Lawlessness
For a country founded on values, America has moved into lawlessness in both the small things and the big.
Recently I stopped for a red light at the corner of 31st and West End in Nashville on my morning commute. Yes, I STOPPED for a red light that was red before I entered the intersection. However, there were two left turn lanes and four SUVs to my right entered the intersection on red and sped up to get through the light as oncoming traffic almost trapped them in the intersection. Later that morning I heard of an accident at the same location between a pickup truck and an ambulance.
Yesterday morning an SUV went flying by me on my way to church, doing around 60 mph in a 45 mph zone. What could be so urgent on a Sunday morning? I was even more surprised to see them turn into a church parking lot (not mine).
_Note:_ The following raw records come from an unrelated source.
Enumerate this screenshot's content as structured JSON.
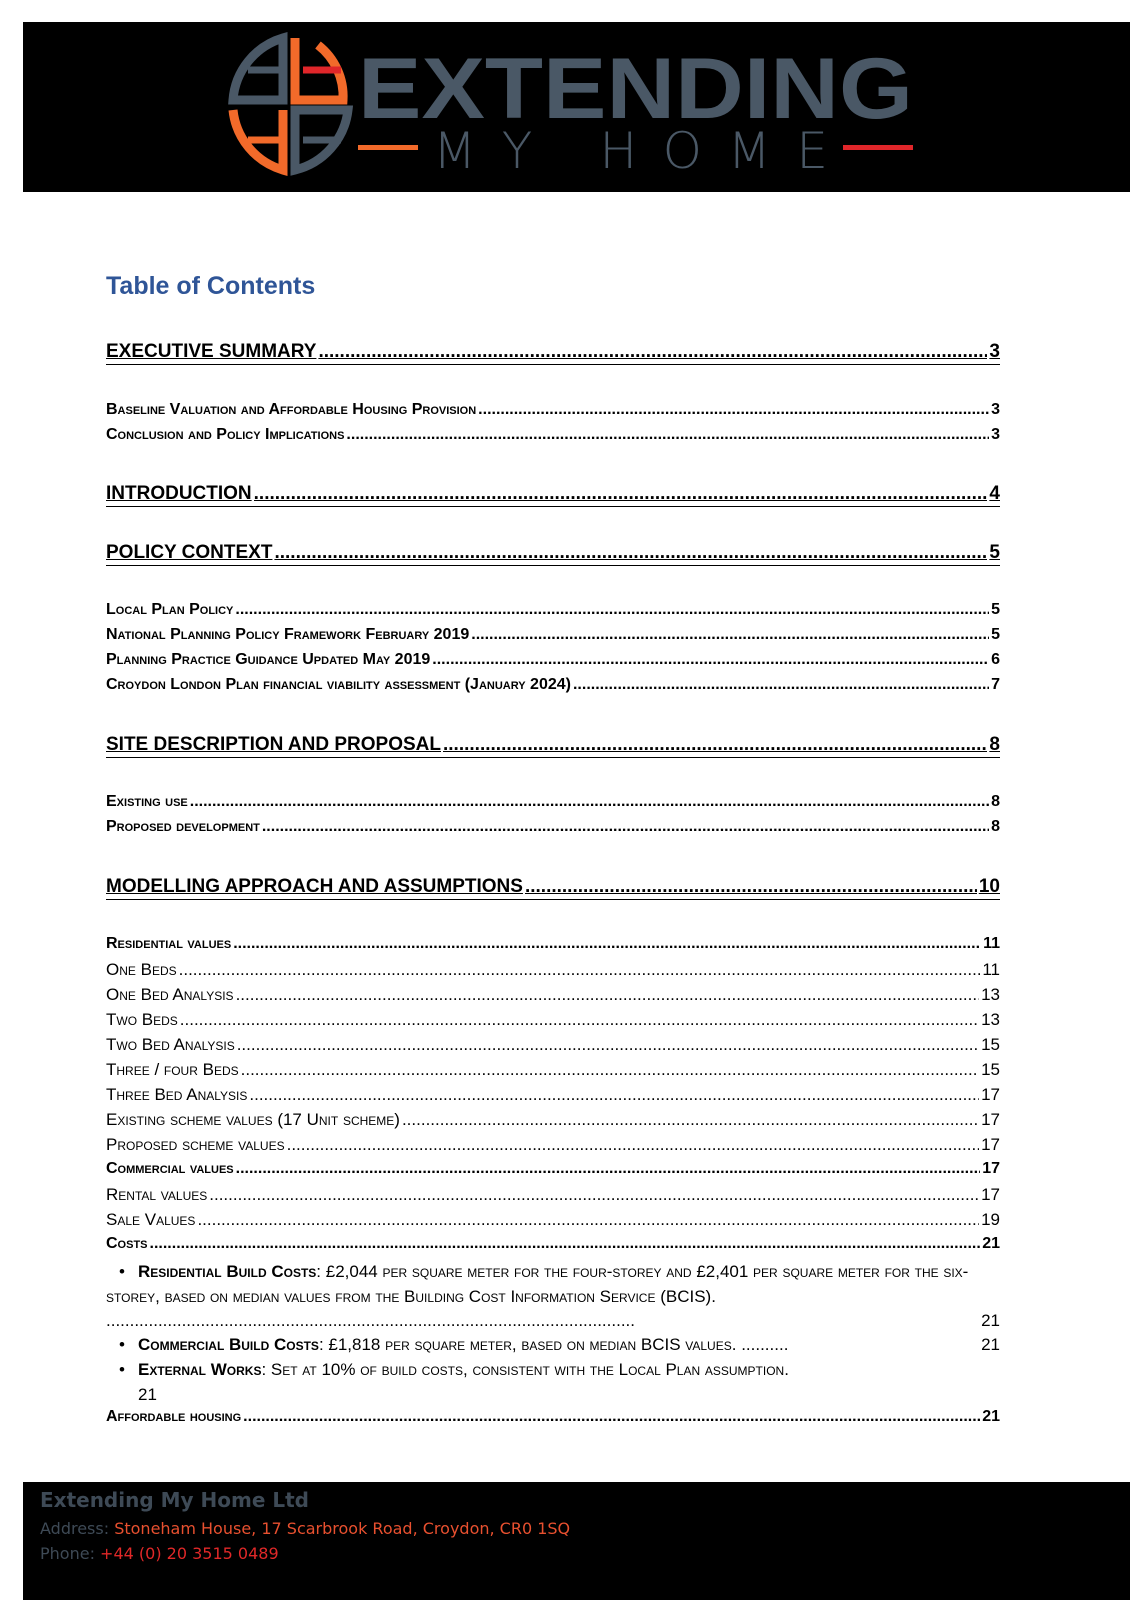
{
  "header": {
    "logo_text": "EXTENDING MY HOME",
    "colors": {
      "grey": "#4a5866",
      "orange": "#f26a2a",
      "red": "#e0262a",
      "background": "#000000"
    }
  },
  "toc": {
    "title": "Table of Contents",
    "entries": [
      {
        "level": "h1",
        "text": "EXECUTIVE SUMMARY",
        "page": "3"
      },
      {
        "level": "h2",
        "text": "Baseline Valuation and Affordable Housing Provision",
        "page": "3"
      },
      {
        "level": "h2",
        "text": "Conclusion and Policy Implications",
        "page": "3"
      },
      {
        "level": "h1",
        "text": "INTRODUCTION",
        "page": "4"
      },
      {
        "level": "h1",
        "text": "POLICY CONTEXT",
        "page": "5"
      },
      {
        "level": "h2",
        "text": "Local Plan Policy",
        "page": "5"
      },
      {
        "level": "h2",
        "text": "National Planning Policy Framework February 2019",
        "page": "5"
      },
      {
        "level": "h2",
        "text": "Planning Practice Guidance Updated May 2019",
        "page": "6"
      },
      {
        "level": "h2",
        "text": "Croydon London Plan financial viability assessment (January 2024)",
        "page": "7"
      },
      {
        "level": "h1",
        "text": "SITE DESCRIPTION AND PROPOSAL",
        "page": "8"
      },
      {
        "level": "h2",
        "text": "Existing use",
        "page": "8"
      },
      {
        "level": "h2",
        "text": "Proposed development",
        "page": "8"
      },
      {
        "level": "h1",
        "text": "MODELLING APPROACH AND ASSUMPTIONS",
        "page": "10"
      },
      {
        "level": "h2",
        "text": "Residential values",
        "page": "11"
      },
      {
        "level": "h3",
        "text": "One Beds",
        "page": "11"
      },
      {
        "level": "h3",
        "text": "One Bed Analysis",
        "page": "13"
      },
      {
        "level": "h3",
        "text": "Two Beds",
        "page": "13"
      },
      {
        "level": "h3",
        "text": "Two Bed Analysis",
        "page": "15"
      },
      {
        "level": "h3",
        "text": "Three / four Beds",
        "page": "15"
      },
      {
        "level": "h3",
        "text": "Three Bed Analysis",
        "page": "17"
      },
      {
        "level": "h3",
        "text": "Existing scheme values (17 Unit scheme)",
        "page": "17"
      },
      {
        "level": "h3",
        "text": "Proposed scheme values",
        "page": "17"
      },
      {
        "level": "h2",
        "text": "Commercial values",
        "page": "17"
      },
      {
        "level": "h3",
        "text": "Rental values",
        "page": "17"
      },
      {
        "level": "h3",
        "text": "Sale Values",
        "page": "19"
      },
      {
        "level": "h2",
        "text": "Costs",
        "page": "21"
      }
    ],
    "bullets": [
      {
        "bold": "Residential Build Costs",
        "text": ": £2,044 per square meter for the four-storey and £2,401 per square meter for the six-storey, based on median values from the Building Cost Information Service (BCIS).",
        "page": "21"
      },
      {
        "bold": "Commercial Build Costs",
        "text": ": £1,818 per square meter, based on median BCIS values.",
        "page": "21"
      },
      {
        "bold": "External Works",
        "text": ": Set at 10% of build costs, consistent with the Local Plan assumption.",
        "page": "21"
      }
    ],
    "last": {
      "level": "h2",
      "text": "Affordable housing",
      "page": "21"
    }
  },
  "footer": {
    "company": "Extending My Home Ltd",
    "address_label": "Address:",
    "address": "Stoneham House, 17 Scarbrook Road, Croydon, CR0 1SQ",
    "phone_label": "Phone:",
    "phone": "+44 (0) 20 3515 0489"
  }
}
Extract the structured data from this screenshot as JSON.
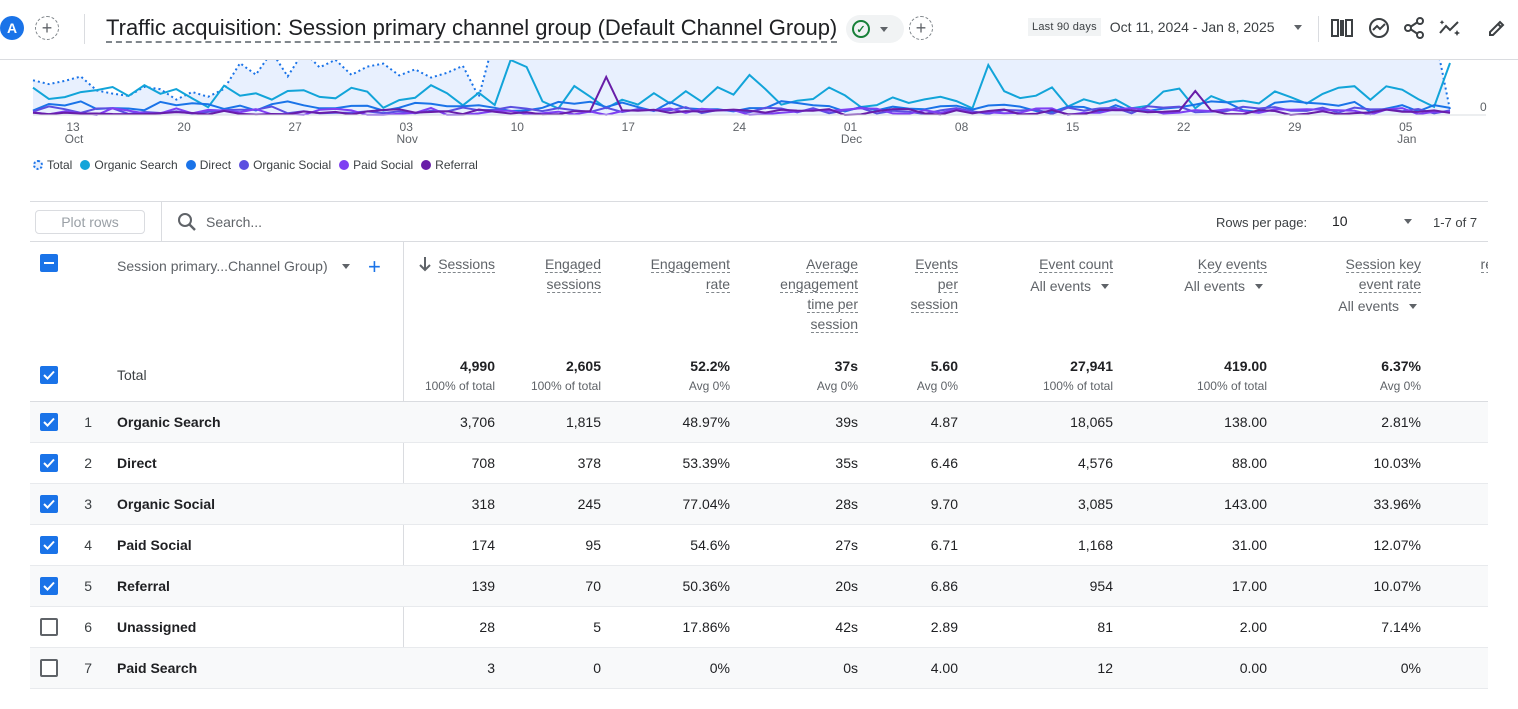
{
  "header": {
    "avatar_letter": "A",
    "title": "Traffic acquisition: Session primary channel group (Default Channel Group)",
    "date_prefix": "Last 90 days",
    "date_range": "Oct 11, 2024 - Jan 8, 2025"
  },
  "chart_data": {
    "type": "line",
    "x_ticks": [
      {
        "day": "13",
        "month": "Oct"
      },
      {
        "day": "20",
        "month": ""
      },
      {
        "day": "27",
        "month": ""
      },
      {
        "day": "03",
        "month": "Nov"
      },
      {
        "day": "10",
        "month": ""
      },
      {
        "day": "17",
        "month": ""
      },
      {
        "day": "24",
        "month": ""
      },
      {
        "day": "01",
        "month": "Dec"
      },
      {
        "day": "08",
        "month": ""
      },
      {
        "day": "15",
        "month": ""
      },
      {
        "day": "22",
        "month": ""
      },
      {
        "day": "29",
        "month": ""
      },
      {
        "day": "05",
        "month": "Jan"
      }
    ],
    "y_tick_visible": "0",
    "legend": [
      {
        "name": "Total",
        "color": "#1a73e8",
        "style": "dotted"
      },
      {
        "name": "Organic Search",
        "color": "#12a4d9",
        "style": "solid"
      },
      {
        "name": "Direct",
        "color": "#1a73e8",
        "style": "solid"
      },
      {
        "name": "Organic Social",
        "color": "#5b4fe0",
        "style": "solid"
      },
      {
        "name": "Paid Social",
        "color": "#7e3ff2",
        "style": "solid"
      },
      {
        "name": "Referral",
        "color": "#681da8",
        "style": "solid"
      }
    ]
  },
  "toolbar": {
    "plot_rows_label": "Plot rows",
    "search_placeholder": "Search...",
    "rows_per_page_label": "Rows per page:",
    "rows_per_page_value": "10",
    "pager_text": "1-7 of 7"
  },
  "table": {
    "dimension_header": "Session primary...Channel Group)",
    "columns": [
      {
        "label_lines": [
          "Sessions"
        ],
        "sub": ""
      },
      {
        "label_lines": [
          "Engaged",
          "sessions"
        ],
        "sub": ""
      },
      {
        "label_lines": [
          "Engagement",
          "rate"
        ],
        "sub": ""
      },
      {
        "label_lines": [
          "Average",
          "engagement",
          "time per",
          "session"
        ],
        "sub": ""
      },
      {
        "label_lines": [
          "Events",
          "per",
          "session"
        ],
        "sub": ""
      },
      {
        "label_lines": [
          "Event count"
        ],
        "sub": "All events"
      },
      {
        "label_lines": [
          "Key events"
        ],
        "sub": "All events"
      },
      {
        "label_lines": [
          "Session key",
          "event rate"
        ],
        "sub": "All events"
      },
      {
        "label_lines": [
          "rev"
        ],
        "sub": ""
      }
    ],
    "total": {
      "label": "Total",
      "values": [
        "4,990",
        "2,605",
        "52.2%",
        "37s",
        "5.60",
        "27,941",
        "419.00",
        "6.37%",
        "$"
      ],
      "subs": [
        "100% of total",
        "100% of total",
        "Avg 0%",
        "Avg 0%",
        "Avg 0%",
        "100% of total",
        "100% of total",
        "Avg 0%",
        ""
      ]
    },
    "rows": [
      {
        "num": "1",
        "label": "Organic Search",
        "checked": true,
        "values": [
          "3,706",
          "1,815",
          "48.97%",
          "39s",
          "4.87",
          "18,065",
          "138.00",
          "2.81%",
          "$"
        ]
      },
      {
        "num": "2",
        "label": "Direct",
        "checked": true,
        "values": [
          "708",
          "378",
          "53.39%",
          "35s",
          "6.46",
          "4,576",
          "88.00",
          "10.03%",
          "$"
        ]
      },
      {
        "num": "3",
        "label": "Organic Social",
        "checked": true,
        "values": [
          "318",
          "245",
          "77.04%",
          "28s",
          "9.70",
          "3,085",
          "143.00",
          "33.96%",
          "$"
        ]
      },
      {
        "num": "4",
        "label": "Paid Social",
        "checked": true,
        "values": [
          "174",
          "95",
          "54.6%",
          "27s",
          "6.71",
          "1,168",
          "31.00",
          "12.07%",
          "$"
        ]
      },
      {
        "num": "5",
        "label": "Referral",
        "checked": true,
        "values": [
          "139",
          "70",
          "50.36%",
          "20s",
          "6.86",
          "954",
          "17.00",
          "10.07%",
          "$"
        ]
      },
      {
        "num": "6",
        "label": "Unassigned",
        "checked": false,
        "values": [
          "28",
          "5",
          "17.86%",
          "42s",
          "2.89",
          "81",
          "2.00",
          "7.14%",
          "$"
        ]
      },
      {
        "num": "7",
        "label": "Paid Search",
        "checked": false,
        "values": [
          "3",
          "0",
          "0%",
          "0s",
          "4.00",
          "12",
          "0.00",
          "0%",
          "$"
        ]
      }
    ]
  }
}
“But it’s just ‘speeding” (I can hear the refrain). According to the National Coalition for Safer Roads (NCSR) nationwide, more than 3.7 million drivers ran a red light in 2014. In 2013, 697 people were killed and an estimated 127,000 were injured in car accidents involving red light running.
In Luke 16:10, we read, “"Whoever can be trusted with very little can also be trusted with much, and whoever is dishonest with very little will also be dishonest with much.”
If you can’t be trusted to drive the posted speed limit and obey traffic signals, you can’t be trusted with anything else either.
It feels like the wild, wild west in our driving habits and in our personal lives. If we disagree with someone we show up in riot gear and weapons to “show them who is boss.”
There is no more discussion in society; everything is a confrontation planned well in advance to maximum the bloodshed and make the news.
We hear a different story in the Bible. Jesus said that He came to fulfill the law, not to abolish it. (Matthew 5:17).
It is time for Christians to start living up to Jesus’ expectations.
Stop the bloodshed. Stop the lawlessness. Stop the revenge. Laws are there for a purpose, and the North already won the war over 150 years ago.